Tanesia is the granddaughter of Betty Kilby Fisher. And this was the situation Fisher found herself in during the late 1950s, when she was a 13-year-old living in Warren County.Dismayed by widespread segregation practices, Betty's father, James Kilby, decided to draw the line with his own daughter.

He filed a case in Betty's name to force the integration of Warren County High School. Ordered by federal courts to end segregation, Virginia balked; instead, the governor ordered the closing of that school, along with others in the state, as part of a policy of Massive Resistance.

Eventually, Virginia's Supreme Court ruled that policy unconstitutional and the schools reopened, but the white students stayed away. For months, Betty and a handful of other black teenagers walked the quiet halls at Warren County High School.Over time, white students returned - some with a vengeance. Betty was emotionally, verbally and physically abused, and resulting trauma has stayed with her throughout her life.

People may not "understand the price that we paid to get an education," said Betty, 61, who now lives in Euless, Texas.

"That's the way you take someone's power away," said Paulette Moore, a documentary film director associated with Shenandoah University in Winchester. Moore is producing a film about Betty and the events of 50 years ago.

"[Betty] didn't tell anyone what happened," said Moore. "If young girls told their families, they would have to go and defend their honor. People could get killed."

In 2002, Betty shared her experiences in a book, "Wit, Will and Walls.""When I first wrote my book, I had an image of young people reading the book," said Betty. "There were things I didn't want to put in. But if I cut and pasted pieces, it wouldn't be a real story. I thought, if I am going to touch people, it will be with the raw truth."

Moore found Betty's story deeply compelling, and an ideal subject for a documentary film. When it came to casting the film, Betty felt strongly that her granddaughter Tanesia could play an important role - that of Betty herself.

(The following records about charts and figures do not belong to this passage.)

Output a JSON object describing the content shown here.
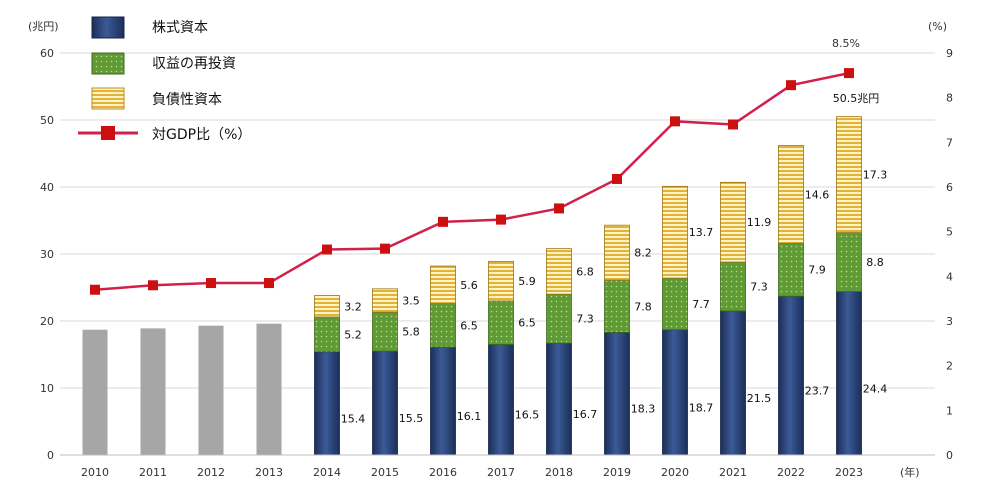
{
  "chart_data": {
    "type": "bar",
    "categories": [
      "2010",
      "2011",
      "2012",
      "2013",
      "2014",
      "2015",
      "2016",
      "2017",
      "2018",
      "2019",
      "2020",
      "2021",
      "2022",
      "2023"
    ],
    "series": [
      {
        "name": "株式資本",
        "values": [
          null,
          null,
          null,
          null,
          15.4,
          15.5,
          16.1,
          16.5,
          16.7,
          18.3,
          18.7,
          21.5,
          23.7,
          24.4
        ]
      },
      {
        "name": "収益の再投資",
        "values": [
          null,
          null,
          null,
          null,
          5.2,
          5.8,
          6.5,
          6.5,
          7.3,
          7.8,
          7.7,
          7.3,
          7.9,
          8.8
        ]
      },
      {
        "name": "負債性資本",
        "values": [
          null,
          null,
          null,
          null,
          3.2,
          3.5,
          5.6,
          5.9,
          6.8,
          8.2,
          13.7,
          11.9,
          14.6,
          17.3
        ]
      }
    ],
    "total_only": [
      18.7,
      18.9,
      19.3,
      19.6,
      null,
      null,
      null,
      null,
      null,
      null,
      null,
      null,
      null,
      null
    ],
    "line_series": {
      "name": "対GDP比（%）",
      "values": [
        3.7,
        3.8,
        3.85,
        3.85,
        4.6,
        4.62,
        5.22,
        5.27,
        5.52,
        6.18,
        7.47,
        7.4,
        8.28,
        8.55
      ]
    },
    "annotations": {
      "gdp_2023": "8.5%",
      "total_2023": "50.5兆円"
    },
    "ylabel_left": "(兆円)",
    "ylabel_right": "(%)",
    "xlabel": "(年)",
    "ylim_left": [
      0,
      60
    ],
    "ylim_right": [
      0,
      9
    ],
    "yticks_left": [
      "0",
      "10",
      "20",
      "30",
      "40",
      "50",
      "60"
    ],
    "yticks_right": [
      "0",
      "1",
      "2",
      "3",
      "4",
      "5",
      "6",
      "7",
      "8",
      "9"
    ],
    "grid": true,
    "legend_position": "top-left",
    "colors": {
      "equity": "#2a4373",
      "reinvest": "#6aa33c",
      "debt": "#f0d46a",
      "gray": "#a6a6a6",
      "line": "#d0214d",
      "marker": "#cc1010"
    }
  }
}
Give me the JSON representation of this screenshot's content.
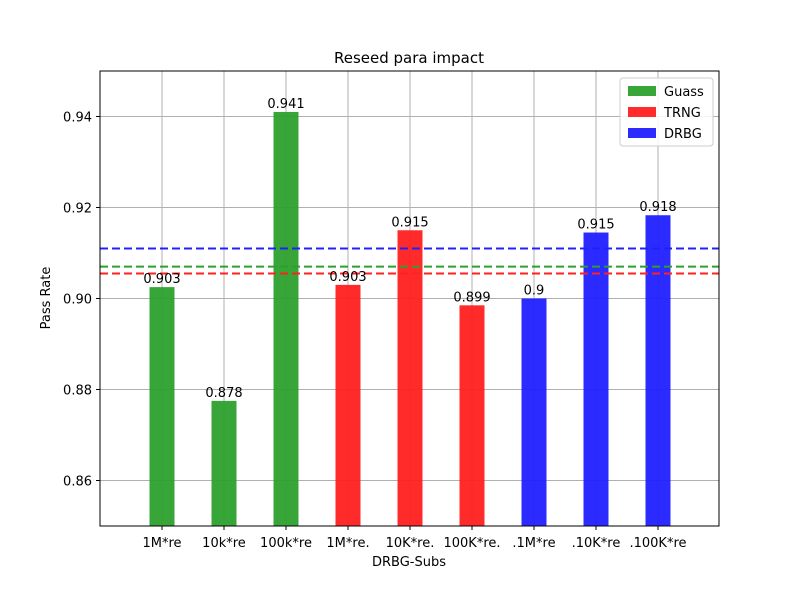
{
  "chart_data": {
    "type": "bar",
    "title": "Reseed para impact",
    "xlabel": "DRBG-Subs",
    "ylabel": "Pass Rate",
    "ylim": [
      0.85,
      0.95
    ],
    "yticks": [
      0.86,
      0.88,
      0.9,
      0.92,
      0.94
    ],
    "ytick_labels": [
      "0.86",
      "0.88",
      "0.90",
      "0.92",
      "0.94"
    ],
    "grid": true,
    "legend_position": "top-right",
    "categories": [
      "1M*re",
      "10k*re",
      "100k*re",
      "1M*re.",
      "10K*re.",
      "100K*re.",
      ".1M*re",
      ".10K*re",
      ".100K*re"
    ],
    "series": [
      {
        "name": "Guass",
        "color": "#2ca02c",
        "values": [
          0.9025,
          0.8775,
          0.941,
          null,
          null,
          null,
          null,
          null,
          null
        ],
        "labels": [
          "0.903",
          "0.878",
          "0.941",
          "",
          "",
          "",
          "",
          "",
          ""
        ],
        "mean": 0.907
      },
      {
        "name": "TRNG",
        "color": "#ff2020",
        "values": [
          null,
          null,
          null,
          0.903,
          0.915,
          0.8985,
          null,
          null,
          null
        ],
        "labels": [
          "",
          "",
          "",
          "0.903",
          "0.915",
          "0.899",
          "",
          "",
          ""
        ],
        "mean": 0.9055
      },
      {
        "name": "DRBG",
        "color": "#2020ff",
        "values": [
          null,
          null,
          null,
          null,
          null,
          null,
          0.9,
          0.9145,
          0.9183
        ],
        "labels": [
          "",
          "",
          "",
          "",
          "",
          "",
          "0.9",
          "0.915",
          "0.918"
        ],
        "mean": 0.911
      }
    ]
  }
}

Tanesia is thoughtful and direct when asked about her grandmother's experiences and her decision to be part of the film.

"I've always been really close to my grandmother. I knew some of the story," said Tanesia. "But I didn't know all the stuff she had to go through. When I read the book, I was surprised. I was kind of hesitant about the whole acting thing ... showing so much emotion, but I didn't want to disappoint my grandmother. It means a lot to her."

A four-day shoot in mid-August took the film production crew and cast to locations around Clarke and Warren counties to re-enact key events in the story. Moore now is seeking additional funding to undertake a second phase of the documentary production. She has a target completion date of 2008, 50 years after the original case was filed.

The director is constructing the historically based film in a way that young people today can relate to, with limited black-and-white footage - "the events took place in vivid color" - and contemporary music instead of gospel or march songs.

She feels there is an important message here.

"You don't have to be Betty Kilby Fisher to make a change. It's not alchemy," said Moore. "It starts with just speaking your mind."

That's something Tanesia does well. She realizes there are people who honor the legacy of her grandmother - and those who don't.

"You can't force people to appreciate it," said Tanesia. "No one changes just because of one decision someone makes. Racism is still everywhere. It's still in school. Most people are in denial." But she adds, "If you reach out to the younger kids, they'll realize that what they have now is something to be grateful for."

What Tanesia has now are some specific goals. She wants to go to college, earn a business degree and open a seaside resort hotel in her mother's native country, the Philippines.A grand dream, perhaps, for any high schooler - but one that seems in reach. And for that we can thank, in large part, people like Betty Kilby Fisher, who gained their own beachheads in Virginia's civil rights movement half a century ago.